Growth Street to return 100pc of investor funds

Marc Shoffman Industry News, News, Top 3 Greg Carter, Growth Street, Kim Goetzke, loanbook, resolution event

Growth Street investors are set to receive their balances back in full as the peer-to-peer business lender prepares to close.

The platform announced plans to close in June 2020 and is in the process of getting its loanbook repaid, known as a resolution event.

It will enter a “solvent wind-down” once all its finance facilities are repaid.

Kim Goetzke, chief operating officer of Growth Street said the lender has returned funds to investors faster than expected.

“Returning as much of each investor’s assigned balance, as quickly as possible, has been a core focus since we declared the resolution event in June of last year,” Goetzke said.

“We have been able to return investor funds faster than expected due to the success of the recovery process and it is testament to the quality of our systems, underwriting, monitoring and recovery processes.

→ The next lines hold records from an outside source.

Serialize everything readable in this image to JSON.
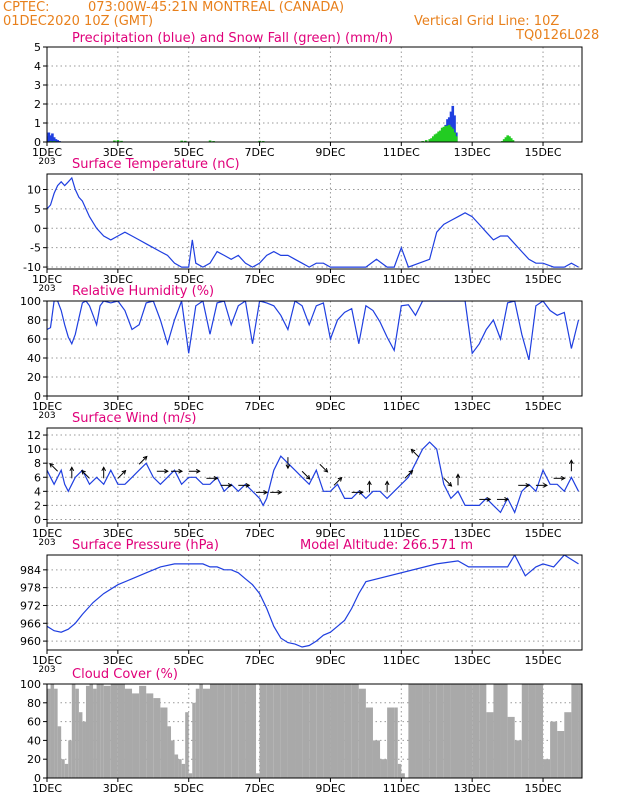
{
  "header": {
    "source": "CPTEC:",
    "location": "073:00W-45:21N  MONTREAL (CANADA)",
    "init_time": "01DEC2020 10Z (GMT)",
    "grid_line": "Vertical Grid Line: 10Z",
    "code": "TQ0126L028"
  },
  "colors": {
    "header": "#e8801c",
    "title": "#e0007a",
    "line": "#1f3fe0",
    "precip": "#1f3fe0",
    "snow": "#22cc22",
    "cloud": "#a9a9a9",
    "grid": "#9a9a9a",
    "axis": "#000000"
  },
  "x_labels": [
    "1DEC",
    "3DEC",
    "5DEC",
    "7DEC",
    "9DEC",
    "11DEC",
    "13DEC",
    "15DEC"
  ],
  "x_labels_day": [
    1,
    3,
    5,
    7,
    9,
    11,
    13,
    15
  ],
  "x_range": [
    1,
    16.1
  ],
  "year_stub": "203",
  "chart_data": [
    {
      "id": "precip",
      "type": "bar",
      "title": "Precipitation (blue) and Snow Fall (green) (mm/h)",
      "ylim": [
        0,
        5
      ],
      "yticks": [
        0,
        1,
        2,
        3,
        4,
        5
      ],
      "series": [
        {
          "name": "Precipitation",
          "color": "blue",
          "x": [
            1.0,
            1.05,
            1.1,
            1.15,
            1.2,
            1.25,
            1.3,
            1.35,
            11.9,
            11.95,
            12.0,
            12.05,
            12.1,
            12.15,
            12.2,
            12.25,
            12.3,
            12.35,
            12.4,
            12.45,
            12.5,
            12.55
          ],
          "values": [
            0.3,
            0.5,
            0.35,
            0.45,
            0.25,
            0.15,
            0.1,
            0.05,
            0.1,
            0.2,
            0.3,
            0.4,
            0.5,
            0.6,
            0.7,
            0.9,
            1.2,
            1.3,
            1.6,
            1.9,
            1.4,
            0.5
          ]
        },
        {
          "name": "Snow Fall",
          "color": "green",
          "x": [
            1.1,
            1.2,
            2.9,
            3.0,
            3.1,
            4.8,
            4.9,
            5.6,
            5.7,
            7.0,
            7.1,
            11.6,
            11.7,
            11.8,
            11.85,
            11.9,
            11.95,
            12.0,
            12.05,
            12.1,
            12.15,
            12.2,
            12.25,
            12.3,
            12.35,
            12.4,
            12.45,
            12.5,
            12.55,
            13.85,
            13.9,
            13.95,
            14.0,
            14.05,
            14.1,
            14.15
          ],
          "values": [
            0.05,
            0.05,
            0.08,
            0.1,
            0.06,
            0.07,
            0.06,
            0.08,
            0.05,
            0.06,
            0.05,
            0.05,
            0.1,
            0.15,
            0.2,
            0.3,
            0.4,
            0.45,
            0.55,
            0.6,
            0.75,
            0.8,
            0.85,
            0.85,
            0.9,
            0.8,
            0.7,
            0.5,
            0.3,
            0.05,
            0.15,
            0.25,
            0.35,
            0.3,
            0.2,
            0.1
          ]
        }
      ]
    },
    {
      "id": "temp",
      "type": "line",
      "title": "Surface Temperature (nC)",
      "ylim": [
        -10.5,
        14
      ],
      "yticks": [
        -10,
        -5,
        0,
        5,
        10
      ],
      "x": [
        1.0,
        1.1,
        1.2,
        1.3,
        1.4,
        1.5,
        1.6,
        1.7,
        1.8,
        1.9,
        2.0,
        2.2,
        2.4,
        2.6,
        2.8,
        3.0,
        3.2,
        3.4,
        3.6,
        3.8,
        4.0,
        4.2,
        4.4,
        4.6,
        4.8,
        5.0,
        5.1,
        5.2,
        5.4,
        5.6,
        5.8,
        6.0,
        6.2,
        6.4,
        6.6,
        6.8,
        7.0,
        7.2,
        7.4,
        7.6,
        7.8,
        8.0,
        8.2,
        8.4,
        8.6,
        8.8,
        9.0,
        9.5,
        10.0,
        10.3,
        10.6,
        10.8,
        11.0,
        11.2,
        11.5,
        11.8,
        12.0,
        12.2,
        12.4,
        12.6,
        12.8,
        13.0,
        13.2,
        13.4,
        13.6,
        13.8,
        14.0,
        14.2,
        14.4,
        14.6,
        14.8,
        15.0,
        15.3,
        15.6,
        15.8,
        16.0
      ],
      "values": [
        5,
        6,
        9,
        11,
        12,
        11,
        12,
        13,
        10,
        8,
        7,
        3,
        0,
        -2,
        -3,
        -2,
        -1,
        -2,
        -3,
        -4,
        -5,
        -6,
        -7,
        -9,
        -10,
        -10,
        -3,
        -9,
        -10,
        -9,
        -6,
        -7,
        -8,
        -7,
        -9,
        -10,
        -9,
        -7,
        -6,
        -7,
        -7,
        -8,
        -9,
        -10,
        -9,
        -9,
        -10,
        -10,
        -10,
        -8,
        -10,
        -10,
        -5,
        -10,
        -9,
        -8,
        -1,
        1,
        2,
        3,
        4,
        3,
        1,
        -1,
        -3,
        -2,
        -2,
        -4,
        -6,
        -8,
        -9,
        -9,
        -10,
        -10,
        -9,
        -10
      ]
    },
    {
      "id": "rh",
      "type": "line",
      "title": "Relative Humidity (%)",
      "ylim": [
        0,
        100
      ],
      "yticks": [
        0,
        20,
        40,
        60,
        80,
        100
      ],
      "x": [
        1.0,
        1.1,
        1.2,
        1.3,
        1.4,
        1.5,
        1.6,
        1.7,
        1.8,
        1.9,
        2.0,
        2.1,
        2.2,
        2.3,
        2.4,
        2.5,
        2.6,
        2.8,
        3.0,
        3.2,
        3.4,
        3.6,
        3.8,
        4.0,
        4.2,
        4.4,
        4.6,
        4.8,
        5.0,
        5.2,
        5.4,
        5.6,
        5.8,
        6.0,
        6.2,
        6.4,
        6.6,
        6.8,
        7.0,
        7.2,
        7.4,
        7.6,
        7.8,
        8.0,
        8.2,
        8.4,
        8.6,
        8.8,
        9.0,
        9.2,
        9.4,
        9.6,
        9.8,
        10.0,
        10.2,
        10.4,
        10.6,
        10.8,
        11.0,
        11.2,
        11.4,
        11.6,
        11.8,
        12.0,
        12.2,
        12.4,
        12.6,
        12.8,
        13.0,
        13.2,
        13.4,
        13.6,
        13.8,
        14.0,
        14.2,
        14.4,
        14.6,
        14.8,
        15.0,
        15.2,
        15.4,
        15.6,
        15.8,
        16.0
      ],
      "values": [
        70,
        72,
        100,
        100,
        90,
        75,
        62,
        55,
        65,
        82,
        98,
        100,
        95,
        85,
        75,
        95,
        100,
        98,
        100,
        90,
        70,
        75,
        98,
        100,
        80,
        55,
        80,
        100,
        45,
        95,
        100,
        65,
        98,
        100,
        75,
        95,
        100,
        55,
        100,
        98,
        95,
        85,
        70,
        100,
        95,
        75,
        95,
        98,
        60,
        80,
        88,
        92,
        55,
        95,
        90,
        78,
        62,
        48,
        95,
        96,
        85,
        100,
        100,
        100,
        100,
        100,
        100,
        100,
        45,
        55,
        70,
        80,
        60,
        98,
        100,
        65,
        38,
        95,
        100,
        90,
        85,
        88,
        50,
        80
      ]
    },
    {
      "id": "wind",
      "type": "line",
      "title": "Surface Wind (m/s)",
      "ylim": [
        -0.5,
        13
      ],
      "yticks": [
        0,
        2,
        4,
        6,
        8,
        10,
        12
      ],
      "x": [
        1.0,
        1.1,
        1.2,
        1.3,
        1.4,
        1.5,
        1.6,
        1.7,
        1.8,
        2.0,
        2.2,
        2.4,
        2.6,
        2.8,
        3.0,
        3.2,
        3.4,
        3.6,
        3.8,
        4.0,
        4.2,
        4.4,
        4.6,
        4.8,
        5.0,
        5.2,
        5.4,
        5.6,
        5.8,
        6.0,
        6.2,
        6.4,
        6.6,
        6.8,
        7.0,
        7.1,
        7.2,
        7.4,
        7.5,
        7.6,
        7.8,
        8.0,
        8.2,
        8.4,
        8.6,
        8.8,
        9.0,
        9.2,
        9.4,
        9.6,
        9.8,
        10.0,
        10.2,
        10.4,
        10.6,
        10.8,
        11.0,
        11.2,
        11.4,
        11.6,
        11.8,
        12.0,
        12.2,
        12.4,
        12.6,
        12.8,
        13.0,
        13.2,
        13.4,
        13.6,
        13.8,
        14.0,
        14.2,
        14.4,
        14.6,
        14.8,
        15.0,
        15.2,
        15.4,
        15.6,
        15.8,
        16.0
      ],
      "values": [
        7,
        6,
        5,
        6,
        7,
        5,
        4,
        5,
        6,
        7,
        5,
        6,
        5,
        7,
        5,
        5,
        6,
        7,
        8,
        6,
        5,
        6,
        7,
        5,
        6,
        6,
        5,
        5,
        6,
        4,
        5,
        4,
        5,
        4,
        3,
        2,
        3,
        7,
        8,
        9,
        8,
        7,
        6,
        5,
        7,
        4,
        4,
        5,
        3,
        3,
        4,
        3,
        4,
        4,
        3,
        4,
        5,
        6,
        8,
        10,
        11,
        10,
        5,
        3,
        4,
        2,
        2,
        2,
        3,
        2,
        1,
        3,
        1,
        4,
        5,
        4,
        7,
        5,
        5,
        4,
        6,
        4
      ],
      "barbs": [
        {
          "x": 1.3,
          "dir": "NW"
        },
        {
          "x": 1.7,
          "dir": "N"
        },
        {
          "x": 2.2,
          "dir": "NW"
        },
        {
          "x": 2.6,
          "dir": "N"
        },
        {
          "x": 3.0,
          "dir": "NE"
        },
        {
          "x": 3.6,
          "dir": "NE"
        },
        {
          "x": 4.1,
          "dir": "E"
        },
        {
          "x": 4.5,
          "dir": "E"
        },
        {
          "x": 5.0,
          "dir": "E"
        },
        {
          "x": 5.5,
          "dir": "E"
        },
        {
          "x": 5.9,
          "dir": "E"
        },
        {
          "x": 6.4,
          "dir": "E"
        },
        {
          "x": 6.9,
          "dir": "E"
        },
        {
          "x": 7.3,
          "dir": "E"
        },
        {
          "x": 7.8,
          "dir": "S"
        },
        {
          "x": 8.2,
          "dir": "SE"
        },
        {
          "x": 8.7,
          "dir": "SE"
        },
        {
          "x": 9.1,
          "dir": "NE"
        },
        {
          "x": 9.6,
          "dir": "E"
        },
        {
          "x": 10.1,
          "dir": "N"
        },
        {
          "x": 10.6,
          "dir": "N"
        },
        {
          "x": 11.1,
          "dir": "NE"
        },
        {
          "x": 11.5,
          "dir": "NW"
        },
        {
          "x": 12.2,
          "dir": "SE"
        },
        {
          "x": 12.6,
          "dir": "N"
        },
        {
          "x": 13.2,
          "dir": "E"
        },
        {
          "x": 13.7,
          "dir": "E"
        },
        {
          "x": 14.3,
          "dir": "E"
        },
        {
          "x": 14.8,
          "dir": "E"
        },
        {
          "x": 15.3,
          "dir": "E"
        },
        {
          "x": 15.8,
          "dir": "N"
        }
      ]
    },
    {
      "id": "pressure",
      "type": "line",
      "title": "Surface Pressure (hPa)",
      "subtitle": "Model Altitude: 266.571  m",
      "ylim": [
        957,
        989
      ],
      "yticks": [
        960,
        966,
        972,
        978,
        984
      ],
      "x": [
        1.0,
        1.2,
        1.4,
        1.6,
        1.8,
        2.0,
        2.3,
        2.6,
        3.0,
        3.4,
        3.8,
        4.2,
        4.6,
        5.0,
        5.2,
        5.4,
        5.6,
        5.8,
        6.0,
        6.2,
        6.4,
        6.6,
        6.8,
        7.0,
        7.2,
        7.4,
        7.6,
        7.8,
        8.0,
        8.2,
        8.4,
        8.6,
        8.8,
        9.0,
        9.2,
        9.4,
        9.6,
        9.8,
        10.0,
        12.0,
        12.6,
        12.9,
        14.0,
        14.2,
        14.5,
        14.8,
        15.0,
        15.3,
        15.6,
        16.0
      ],
      "values": [
        965,
        963.5,
        963,
        964,
        966,
        969,
        973,
        976,
        979,
        981,
        983,
        985,
        986,
        986,
        986,
        986,
        985,
        985,
        984,
        984,
        983,
        981,
        979,
        976,
        971,
        965,
        961,
        959.5,
        959,
        958,
        958.5,
        960,
        962,
        963,
        965,
        967,
        971,
        976,
        980,
        986,
        987,
        985,
        985,
        989,
        982,
        985,
        986,
        985,
        989,
        986
      ]
    },
    {
      "id": "cloud",
      "type": "area",
      "title": "Cloud Cover (%)",
      "ylim": [
        0,
        100
      ],
      "yticks": [
        0,
        20,
        40,
        60,
        80,
        100
      ],
      "x": [
        1.0,
        1.1,
        1.2,
        1.3,
        1.4,
        1.5,
        1.6,
        1.7,
        1.8,
        1.9,
        2.0,
        2.1,
        2.2,
        2.3,
        2.4,
        2.5,
        2.6,
        2.8,
        3.0,
        3.2,
        3.4,
        3.6,
        3.8,
        4.0,
        4.2,
        4.4,
        4.5,
        4.6,
        4.7,
        4.8,
        4.9,
        5.0,
        5.1,
        5.2,
        5.3,
        5.4,
        5.6,
        5.8,
        6.0,
        6.2,
        6.4,
        6.6,
        6.8,
        6.9,
        7.0,
        7.2,
        7.4,
        7.6,
        7.8,
        8.0,
        8.2,
        8.4,
        8.6,
        8.8,
        9.0,
        9.2,
        9.4,
        9.6,
        9.8,
        10.0,
        10.2,
        10.4,
        10.6,
        10.8,
        10.9,
        11.0,
        11.1,
        11.2,
        11.4,
        11.6,
        11.8,
        12.0,
        12.2,
        12.4,
        12.6,
        12.8,
        13.0,
        13.2,
        13.4,
        13.6,
        13.8,
        14.0,
        14.2,
        14.4,
        14.6,
        14.8,
        15.0,
        15.2,
        15.4,
        15.6,
        15.8,
        16.0
      ],
      "values": [
        95,
        100,
        95,
        55,
        20,
        15,
        40,
        100,
        95,
        70,
        60,
        98,
        100,
        95,
        100,
        100,
        98,
        100,
        100,
        95,
        90,
        98,
        90,
        85,
        75,
        55,
        40,
        25,
        20,
        15,
        70,
        5,
        80,
        95,
        100,
        95,
        100,
        100,
        100,
        100,
        100,
        100,
        100,
        5,
        100,
        100,
        100,
        100,
        100,
        100,
        100,
        100,
        100,
        100,
        100,
        100,
        100,
        100,
        95,
        75,
        40,
        20,
        75,
        75,
        15,
        5,
        0,
        100,
        100,
        100,
        100,
        100,
        100,
        100,
        100,
        100,
        100,
        100,
        70,
        100,
        100,
        65,
        40,
        100,
        100,
        100,
        20,
        60,
        50,
        70,
        100,
        100
      ]
    }
  ]
}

“I want to thank our team for their efforts – returning 100 per cent of assigned balances is a great source of professional pride for us. I also want to thank our investors for their patience and support whilst we navigated this process.”

Following this announcement, Growth Street will move to streamline business operations further to collect against outstanding balances and meet its obligations to its remaining creditors.

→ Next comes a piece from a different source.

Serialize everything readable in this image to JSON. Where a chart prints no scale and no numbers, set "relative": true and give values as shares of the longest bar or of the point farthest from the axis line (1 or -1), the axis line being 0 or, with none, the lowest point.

Its latest loanbook data as of 4 December shows there is £50,400 on average left to repay by borrowers.

That is down from £179,451 on average when the lender first announced its plans to close.

Growth Street entered a 90-day liquidity event in March last year to stop withdrawals and keep funds invested.

It then decided to close to retail investors in June and focus on getting its loanbook repaid as part of a resolution event.

However, efforts to secure institutional backing have since failed, so the platform has instead decided to close once loanbook repayments are complete.

The lender had previously announced a restructure and layoffs in November 2019 which also included the departure of its founder and chief executive Greg Carter.